Peki Hans Jurgen, ne yapıyor?
Jurgen, Sece Yayla Evi’ne küçük gruplardan oluşan turistleri getiriyor ve onlara doğal ortamda bir tatil olanağı sunuyor.
Bu kapsamda Jurgen, bu hafta Avusturya’nın Rankweil şehrindeki bir okulun öğrencilerini misafir ediyor.
13 öğrenci ve bir öğretmenden oluşan Avusturyalı ekip, bir hafta boyunca Jurgen malikanesinin doğal ortamında, yaylanın flora ve faunasında belki de hiç bir yerde bulamayacakları bir yaşamın parçasına dönüşüyor.
Domatesi dalından kopararak yemenin keyfini çıkarıyor.
Gelen turiste bu doğal ortamı ve ekolojik imkanı kaç otel sağlıyor?
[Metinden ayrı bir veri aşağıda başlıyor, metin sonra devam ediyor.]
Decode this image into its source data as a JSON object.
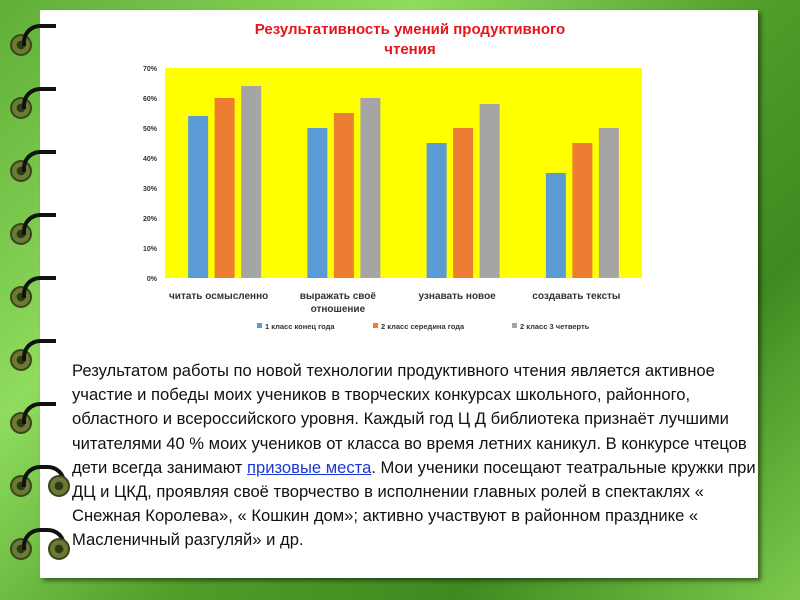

Bilmiyoruz.
Bildiğimiz; “Karabağlar Yaylasında Dört Mevsim Turizm” projesinin paydaşları olan Menteşe Belediyesi, Muğla Sıtkı Koçman Üniversitesi, Muğla Karabağları Geliştirme ve Güzelleştirme Derneği ve GEKA’nın üç ay süreceği açıklanan fizibilite çalışmaları kapsamında Jurgen’in malikanesine uğrayarak ne olup bittiğine bakması gerekiyor…
Zira konuya yönelik fizibilitenin detaylarını Jurgen’in hoşgörü bahçesinde bulabileceklerini biliyoruz.
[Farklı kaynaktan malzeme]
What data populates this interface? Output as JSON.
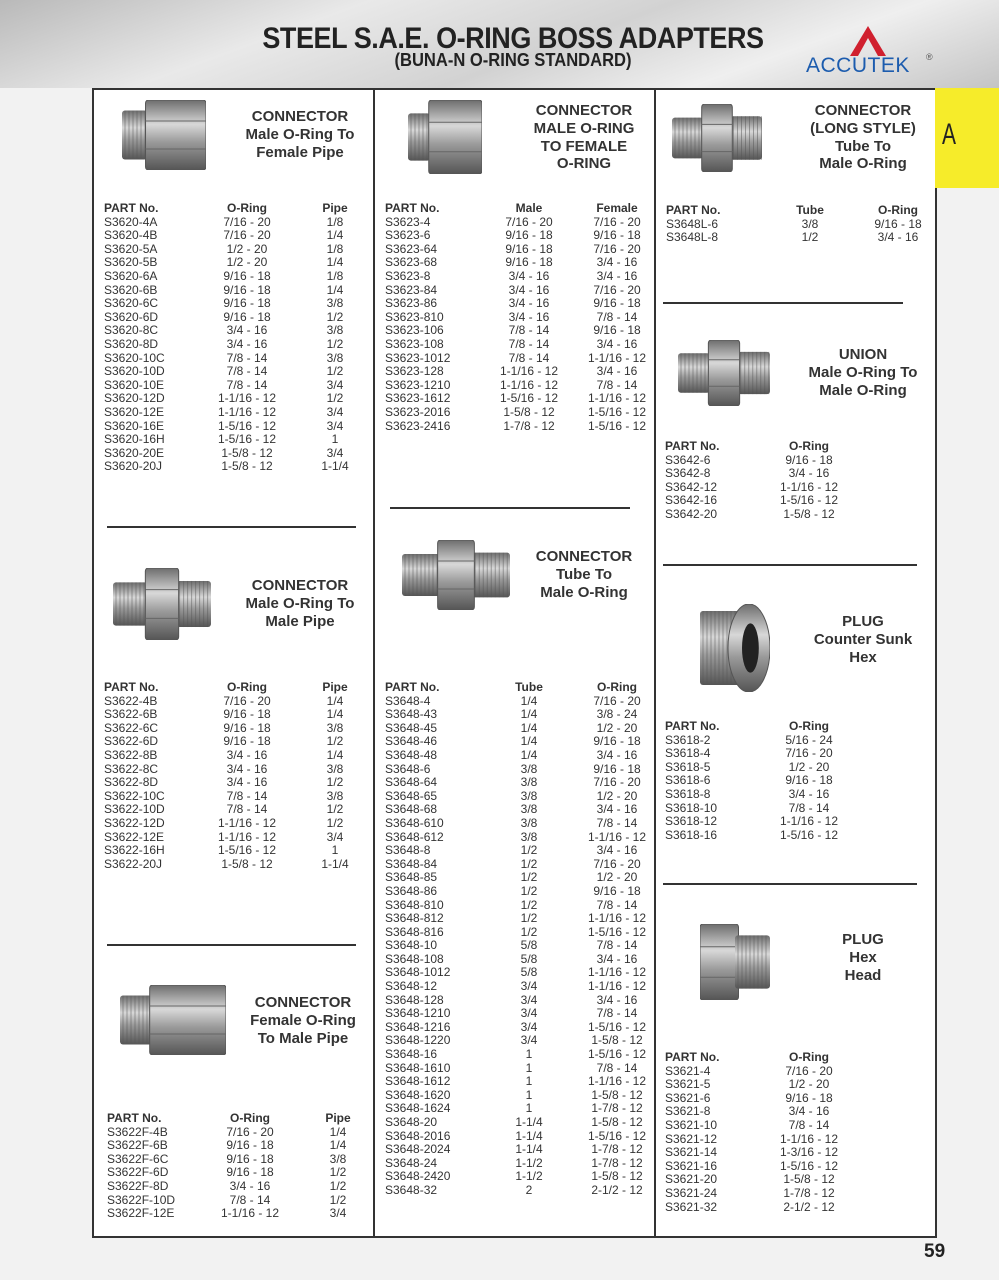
{
  "header": {
    "title": "STEEL S.A.E. O-RING BOSS ADAPTERS",
    "subtitle": "(BUNA-N O-RING STANDARD)",
    "logo_text": "ACCUTEK",
    "logo_reg": "®",
    "logo_colors": {
      "mark": "#d0202e",
      "text": "#1c5cae"
    }
  },
  "tab": {
    "label": "A",
    "color": "#f6ec2a"
  },
  "page_number": "59",
  "sections": [
    {
      "id": "s1",
      "title": [
        "CONNECTOR",
        "Male O-Ring To",
        "Female Pipe"
      ],
      "headers": [
        "PART No.",
        "O-Ring",
        "Pipe"
      ],
      "rows": [
        [
          "S3620-4A",
          "7/16 - 20",
          "1/8"
        ],
        [
          "S3620-4B",
          "7/16 - 20",
          "1/4"
        ],
        [
          "S3620-5A",
          "1/2 - 20",
          "1/8"
        ],
        [
          "S3620-5B",
          "1/2 - 20",
          "1/4"
        ],
        [
          "S3620-6A",
          "9/16 - 18",
          "1/8"
        ],
        [
          "S3620-6B",
          "9/16 - 18",
          "1/4"
        ],
        [
          "S3620-6C",
          "9/16 - 18",
          "3/8"
        ],
        [
          "S3620-6D",
          "9/16 - 18",
          "1/2"
        ],
        [
          "S3620-8C",
          "3/4 - 16",
          "3/8"
        ],
        [
          "S3620-8D",
          "3/4 - 16",
          "1/2"
        ],
        [
          "S3620-10C",
          "7/8 - 14",
          "3/8"
        ],
        [
          "S3620-10D",
          "7/8 - 14",
          "1/2"
        ],
        [
          "S3620-10E",
          "7/8 - 14",
          "3/4"
        ],
        [
          "S3620-12D",
          "1-1/16 - 12",
          "1/2"
        ],
        [
          "S3620-12E",
          "1-1/16 - 12",
          "3/4"
        ],
        [
          "S3620-16E",
          "1-5/16 - 12",
          "3/4"
        ],
        [
          "S3620-16H",
          "1-5/16 - 12",
          "1"
        ],
        [
          "S3620-20E",
          "1-5/8 - 12",
          "3/4"
        ],
        [
          "S3620-20J",
          "1-5/8 - 12",
          "1-1/4"
        ]
      ]
    },
    {
      "id": "s2",
      "title": [
        "CONNECTOR",
        "Male O-Ring To",
        "Male Pipe"
      ],
      "headers": [
        "PART No.",
        "O-Ring",
        "Pipe"
      ],
      "rows": [
        [
          "S3622-4B",
          "7/16 - 20",
          "1/4"
        ],
        [
          "S3622-6B",
          "9/16 - 18",
          "1/4"
        ],
        [
          "S3622-6C",
          "9/16 - 18",
          "3/8"
        ],
        [
          "S3622-6D",
          "9/16 - 18",
          "1/2"
        ],
        [
          "S3622-8B",
          "3/4 - 16",
          "1/4"
        ],
        [
          "S3622-8C",
          "3/4 - 16",
          "3/8"
        ],
        [
          "S3622-8D",
          "3/4 - 16",
          "1/2"
        ],
        [
          "S3622-10C",
          "7/8 - 14",
          "3/8"
        ],
        [
          "S3622-10D",
          "7/8 - 14",
          "1/2"
        ],
        [
          "S3622-12D",
          "1-1/16 - 12",
          "1/2"
        ],
        [
          "S3622-12E",
          "1-1/16 - 12",
          "3/4"
        ],
        [
          "S3622-16H",
          "1-5/16 - 12",
          "1"
        ],
        [
          "S3622-20J",
          "1-5/8 - 12",
          "1-1/4"
        ]
      ]
    },
    {
      "id": "s3",
      "title": [
        "CONNECTOR",
        "Female O-Ring",
        "To Male Pipe"
      ],
      "headers": [
        "PART No.",
        "O-Ring",
        "Pipe"
      ],
      "rows": [
        [
          "S3622F-4B",
          "7/16 - 20",
          "1/4"
        ],
        [
          "S3622F-6B",
          "9/16 - 18",
          "1/4"
        ],
        [
          "S3622F-6C",
          "9/16 - 18",
          "3/8"
        ],
        [
          "S3622F-6D",
          "9/16 - 18",
          "1/2"
        ],
        [
          "S3622F-8D",
          "3/4 - 16",
          "1/2"
        ],
        [
          "S3622F-10D",
          "7/8 - 14",
          "1/2"
        ],
        [
          "S3622F-12E",
          "1-1/16 - 12",
          "3/4"
        ]
      ]
    },
    {
      "id": "s4",
      "title": [
        "CONNECTOR",
        "MALE O-RING",
        "TO FEMALE",
        "O-RING"
      ],
      "headers": [
        "PART No.",
        "Male",
        "Female"
      ],
      "rows": [
        [
          "S3623-4",
          "7/16 - 20",
          "7/16 - 20"
        ],
        [
          "S3623-6",
          "9/16 - 18",
          "9/16 - 18"
        ],
        [
          "S3623-64",
          "9/16 - 18",
          "7/16 - 20"
        ],
        [
          "S3623-68",
          "9/16 - 18",
          "3/4 - 16"
        ],
        [
          "S3623-8",
          "3/4 - 16",
          "3/4 - 16"
        ],
        [
          "S3623-84",
          "3/4 - 16",
          "7/16 - 20"
        ],
        [
          "S3623-86",
          "3/4 - 16",
          "9/16 - 18"
        ],
        [
          "S3623-810",
          "3/4 - 16",
          "7/8 - 14"
        ],
        [
          "S3623-106",
          "7/8 - 14",
          "9/16 - 18"
        ],
        [
          "S3623-108",
          "7/8 - 14",
          "3/4 - 16"
        ],
        [
          "S3623-1012",
          "7/8 - 14",
          "1-1/16 - 12"
        ],
        [
          "S3623-128",
          "1-1/16 - 12",
          "3/4 - 16"
        ],
        [
          "S3623-1210",
          "1-1/16 - 12",
          "7/8 - 14"
        ],
        [
          "S3623-1612",
          "1-5/16 - 12",
          "1-1/16 - 12"
        ],
        [
          "S3623-2016",
          "1-5/8 - 12",
          "1-5/16 - 12"
        ],
        [
          "S3623-2416",
          "1-7/8 - 12",
          "1-5/16 - 12"
        ]
      ]
    },
    {
      "id": "s5",
      "title": [
        "CONNECTOR",
        "Tube To",
        "Male O-Ring"
      ],
      "headers": [
        "PART No.",
        "Tube",
        "O-Ring"
      ],
      "rows": [
        [
          "S3648-4",
          "1/4",
          "7/16 - 20"
        ],
        [
          "S3648-43",
          "1/4",
          "3/8 - 24"
        ],
        [
          "S3648-45",
          "1/4",
          "1/2 - 20"
        ],
        [
          "S3648-46",
          "1/4",
          "9/16 - 18"
        ],
        [
          "S3648-48",
          "1/4",
          "3/4 - 16"
        ],
        [
          "S3648-6",
          "3/8",
          "9/16 - 18"
        ],
        [
          "S3648-64",
          "3/8",
          "7/16 - 20"
        ],
        [
          "S3648-65",
          "3/8",
          "1/2 - 20"
        ],
        [
          "S3648-68",
          "3/8",
          "3/4 - 16"
        ],
        [
          "S3648-610",
          "3/8",
          "7/8 - 14"
        ],
        [
          "S3648-612",
          "3/8",
          "1-1/16 - 12"
        ],
        [
          "S3648-8",
          "1/2",
          "3/4 - 16"
        ],
        [
          "S3648-84",
          "1/2",
          "7/16 - 20"
        ],
        [
          "S3648-85",
          "1/2",
          "1/2 - 20"
        ],
        [
          "S3648-86",
          "1/2",
          "9/16 - 18"
        ],
        [
          "S3648-810",
          "1/2",
          "7/8 - 14"
        ],
        [
          "S3648-812",
          "1/2",
          "1-1/16 - 12"
        ],
        [
          "S3648-816",
          "1/2",
          "1-5/16 - 12"
        ],
        [
          "S3648-10",
          "5/8",
          "7/8 - 14"
        ],
        [
          "S3648-108",
          "5/8",
          "3/4 - 16"
        ],
        [
          "S3648-1012",
          "5/8",
          "1-1/16 - 12"
        ],
        [
          "S3648-12",
          "3/4",
          "1-1/16 - 12"
        ],
        [
          "S3648-128",
          "3/4",
          "3/4 - 16"
        ],
        [
          "S3648-1210",
          "3/4",
          "7/8 - 14"
        ],
        [
          "S3648-1216",
          "3/4",
          "1-5/16 - 12"
        ],
        [
          "S3648-1220",
          "3/4",
          "1-5/8 - 12"
        ],
        [
          "S3648-16",
          "1",
          "1-5/16 - 12"
        ],
        [
          "S3648-1610",
          "1",
          "7/8 - 14"
        ],
        [
          "S3648-1612",
          "1",
          "1-1/16 - 12"
        ],
        [
          "S3648-1620",
          "1",
          "1-5/8 - 12"
        ],
        [
          "S3648-1624",
          "1",
          "1-7/8 - 12"
        ],
        [
          "S3648-20",
          "1-1/4",
          "1-5/8 - 12"
        ],
        [
          "S3648-2016",
          "1-1/4",
          "1-5/16 - 12"
        ],
        [
          "S3648-2024",
          "1-1/4",
          "1-7/8 - 12"
        ],
        [
          "S3648-24",
          "1-1/2",
          "1-7/8 - 12"
        ],
        [
          "S3648-2420",
          "1-1/2",
          "1-5/8 - 12"
        ],
        [
          "S3648-32",
          "2",
          "2-1/2 - 12"
        ]
      ]
    },
    {
      "id": "s6",
      "title": [
        "CONNECTOR",
        "(LONG STYLE)",
        "Tube To",
        "Male O-Ring"
      ],
      "headers": [
        "PART No.",
        "Tube",
        "O-Ring"
      ],
      "rows": [
        [
          "S3648L-6",
          "3/8",
          "9/16 - 18"
        ],
        [
          "S3648L-8",
          "1/2",
          "3/4 - 16"
        ]
      ]
    },
    {
      "id": "s7",
      "title": [
        "UNION",
        "Male O-Ring To",
        "Male O-Ring"
      ],
      "headers": [
        "PART No.",
        "O-Ring"
      ],
      "rows": [
        [
          "S3642-6",
          "9/16 - 18"
        ],
        [
          "S3642-8",
          "3/4 - 16"
        ],
        [
          "S3642-12",
          "1-1/16 - 12"
        ],
        [
          "S3642-16",
          "1-5/16 - 12"
        ],
        [
          "S3642-20",
          "1-5/8 - 12"
        ]
      ]
    },
    {
      "id": "s8",
      "title": [
        "PLUG",
        "Counter Sunk",
        "Hex"
      ],
      "headers": [
        "PART No.",
        "O-Ring"
      ],
      "rows": [
        [
          "S3618-2",
          "5/16 - 24"
        ],
        [
          "S3618-4",
          "7/16 - 20"
        ],
        [
          "S3618-5",
          "1/2 - 20"
        ],
        [
          "S3618-6",
          "9/16 - 18"
        ],
        [
          "S3618-8",
          "3/4 - 16"
        ],
        [
          "S3618-10",
          "7/8 - 14"
        ],
        [
          "S3618-12",
          "1-1/16 - 12"
        ],
        [
          "S3618-16",
          "1-5/16 - 12"
        ]
      ]
    },
    {
      "id": "s9",
      "title": [
        "PLUG",
        "Hex",
        "Head"
      ],
      "headers": [
        "PART No.",
        "O-Ring"
      ],
      "rows": [
        [
          "S3621-4",
          "7/16 - 20"
        ],
        [
          "S3621-5",
          "1/2 - 20"
        ],
        [
          "S3621-6",
          "9/16 - 18"
        ],
        [
          "S3621-8",
          "3/4 - 16"
        ],
        [
          "S3621-10",
          "7/8 - 14"
        ],
        [
          "S3621-12",
          "1-1/16 - 12"
        ],
        [
          "S3621-14",
          "1-3/16 - 12"
        ],
        [
          "S3621-16",
          "1-5/16 - 12"
        ],
        [
          "S3621-20",
          "1-5/8 - 12"
        ],
        [
          "S3621-24",
          "1-7/8 - 12"
        ],
        [
          "S3621-32",
          "2-1/2 - 12"
        ]
      ]
    }
  ]
}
Koruma altındaki Karabağlar’da kendilerine ait arazilere lüks konutlar yapan, doğanın kendiliğinden oluşturduğu irimlerle yetinmeyip komşusuyla arasına taş duvar ören, dikenli tel çeken, binlerce yıllık flora fauna mirasını korumak yerine bahçesine havuz yaptırmayı zenginlikten sayanlar varsınlar yayla konforlarını arttırmaya devam etsinler.